Auto generate an Index

Do I really need to go over everything and add \index{}?

Unfortunately yes. At best even if you write a script to automate it you will end up with a concordance, and a concordance is not an index.

In my opinion it is actually better to postpone the writing of the index to the time the book is almost ready. Writing an index is an art and most publishers employ "human indexers" to write an index that is useful and serves its function.

Since luckily, you missed it the first time round this is a good time to give it a bit of a thought and planning, before you delve into it.

The most important points to consider when developing an index, is categorization and consistency. Think of the likely readers of your book (or even the older you that will forget what the younger you wrote) and provide headings that are likely to be used when searching for information. Consider for example a historical book, describing early ships and their trade routes. It can be meaningless for example to just index the ship name by one word. Consider the following MWE:

\documentclass{article}
\usepackage{makeidx}
\makeindex
\DeclareRobustCommand{\ship}[1]{\textit{#1}\index{Steam ships!#1}}
\DeclareRobustCommand{\AUports}[1]{\textit{#1}\index{Austalia ports!#1}}
\begin{document}
  One of the early steam ships to sail to \AUports{Melbourne} 
  was the \ship{Africa}. Its maiden trip was on the 1.1.1870 and 
  its last trip ten years later on the 13.12.1880. 
\printindex
\end{document}

I have used a heading to categorize the ship as a steam ship (you can add macros as necessary) and provided a second one to classify Melbourne as a port.

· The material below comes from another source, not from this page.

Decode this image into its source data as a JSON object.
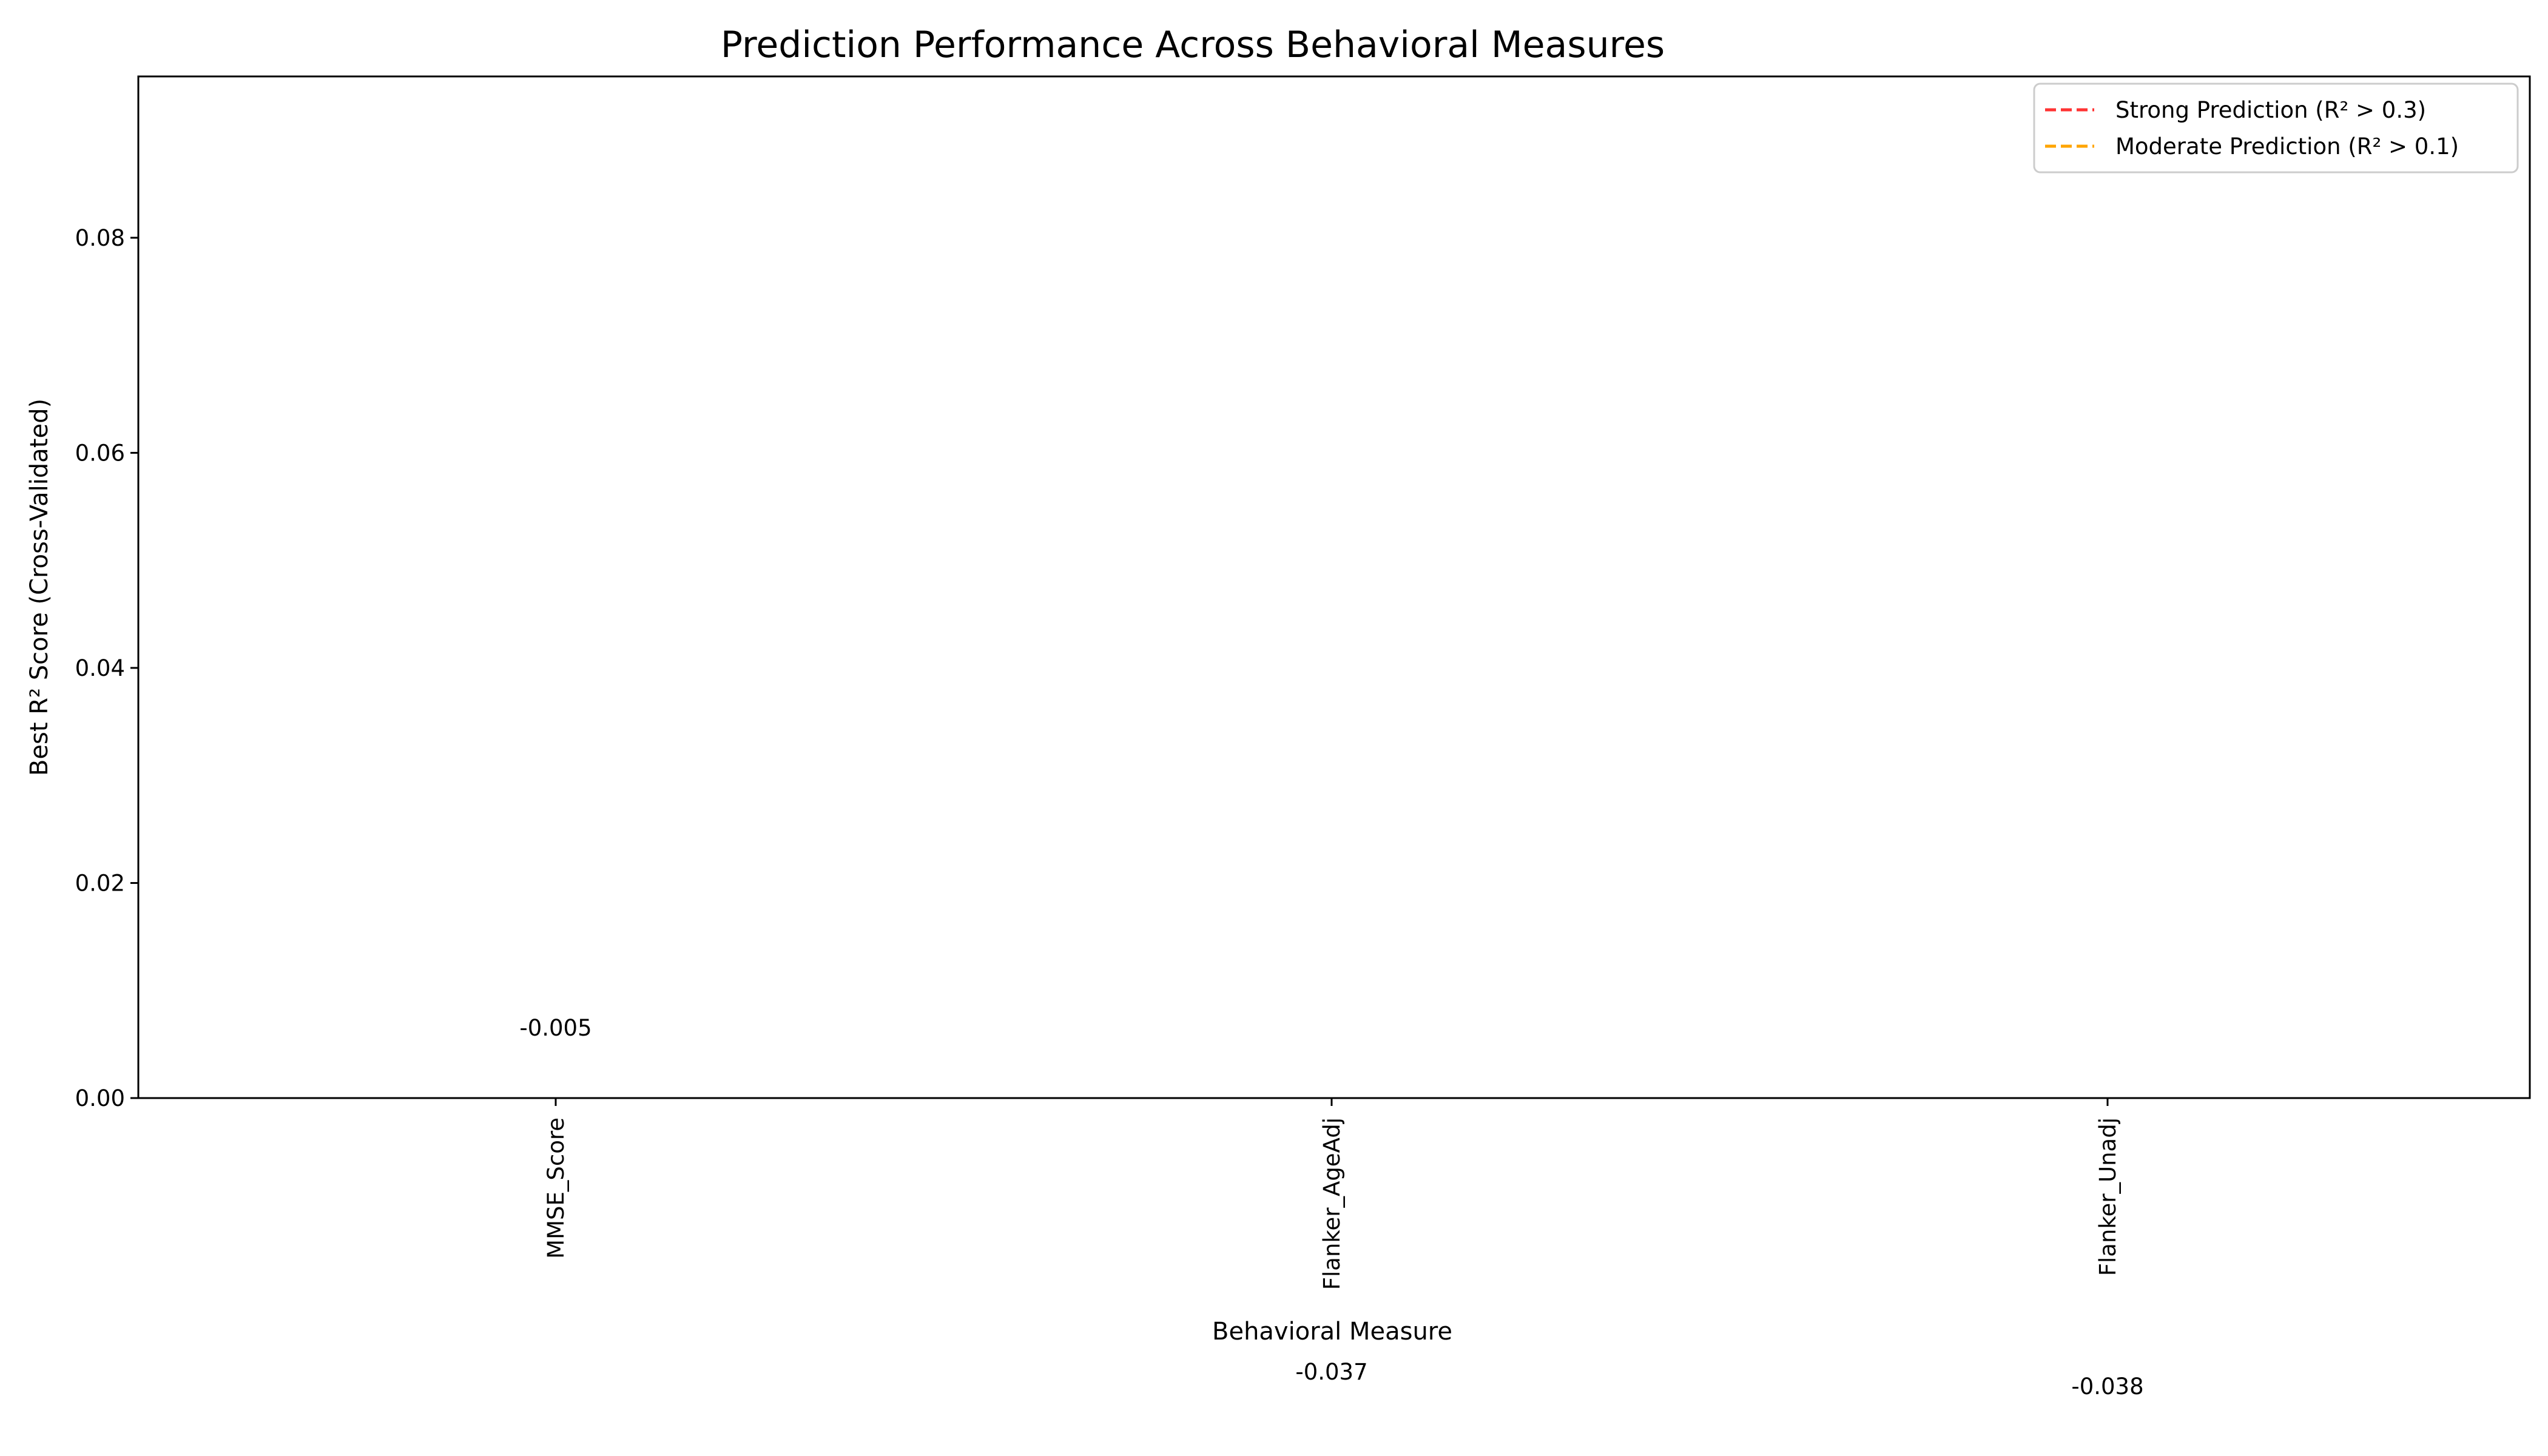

By creating a number of commonly used categories around your topic you can also ensure that you have a good classification system as well as providing consistency. As you might have probably noticed the ship's name is typeset in italics, to comply with the Oxford Style Guide and by creating a macro both the indexing as well as the typesetting are done correctly and efficiently.


I know this is an old thread, but I want to mention that I have just released a piece of software to address this problem. It isn't perfect, but as a "semi-automatic" solution it is a lot faster than going through with a text editor and adding the \index{} tag one at a time. It contains one program that reads your LaTex file and uses various heuristics to suggest terms that should be in an index, and another problem to rapidly browse through your LaTex file and insert the terms. It is GPL and you can download for free at https://sourceforge.net/projects/indexmeister/

The same page also has a link to a short YouTube video tutorial I made showing how the software is used. Hopefully, it will be useful to someone. I'm already using it in-house in my small publishing company.